According to the regulations of the US Internal Revenue Service, any income from your work can be deposited into the ABLE account, up to the federal poverty level. By 2021, this means that in addition to the standard contribution limit of $15,000, qualified individual residents in 48 adjacent states can contribute an additional $12,880 from their work income. This brings the total annual contribution of most states to a maximum of $27,880.
“Although ABLE to Work will end in 2025, many advocates and stakeholders are focused on expanding the ABLE to Work clause,” Curley said.
Avoid Medicaid returns
When the beneficiary dies, any funds remaining in the ABLE account balance can be used for funeral expenses. In many states, any balance in the beneficiary’s ABLE account after taking into account the funeral expenses will be paid to the state to repay Medicaid’s expenses.
Compare at the ABLE National Resource Center
To date, more than 40 states have their own ABLE plans, and you can purchase plans across states.
When you decide which state’s ABLE account is best for you and your children, you need to consider any state tax incentives, state-level Medicaid return rules that require reimbursement of certain payments after death, and expenses.
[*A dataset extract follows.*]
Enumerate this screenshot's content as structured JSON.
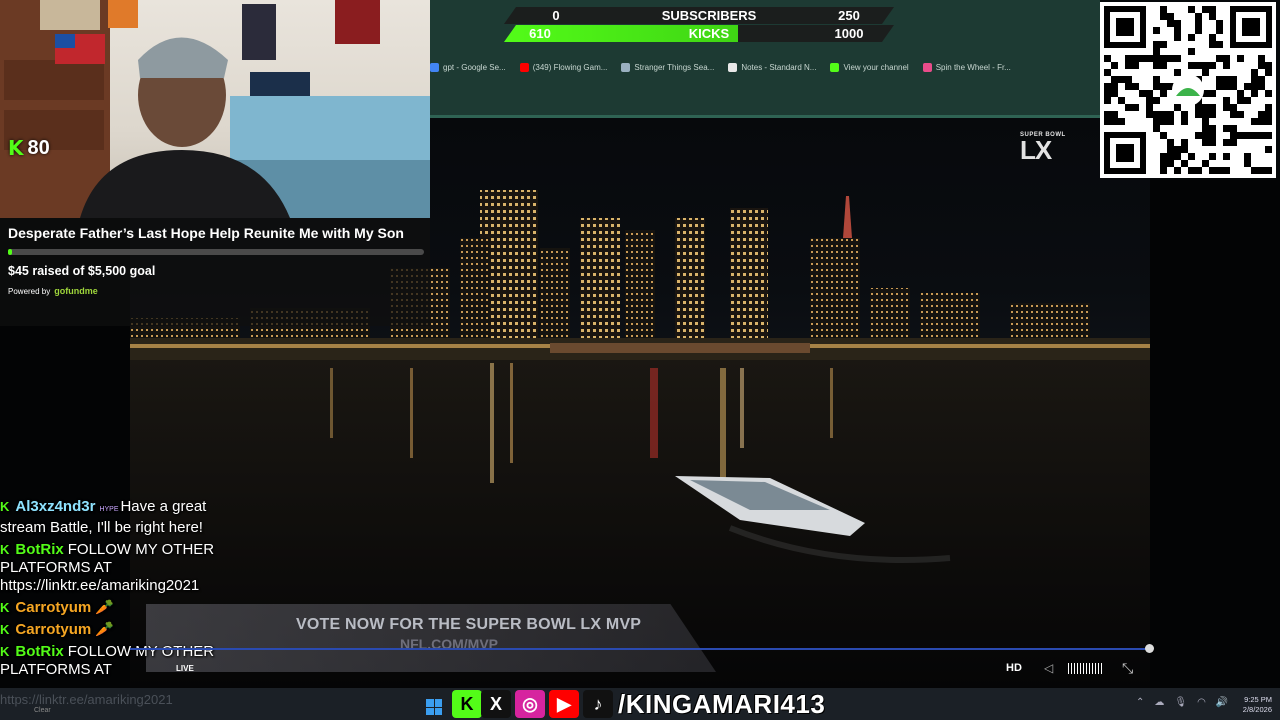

“Most plans have annual or monthly account maintenance fees and investment-related expenses,” Curley explained. “Please note All Consider the cost of these two categories. “
If you want an easy way to compare plans and save money across states, you can use things like ABLE National Resource Center.
Pittsburgh writer Brynne Conroy is the founder of the Women’s Thrift blog and the author of “The Handbook of Feminist Finance.” She is a regular contributor to The Penny Hoarder.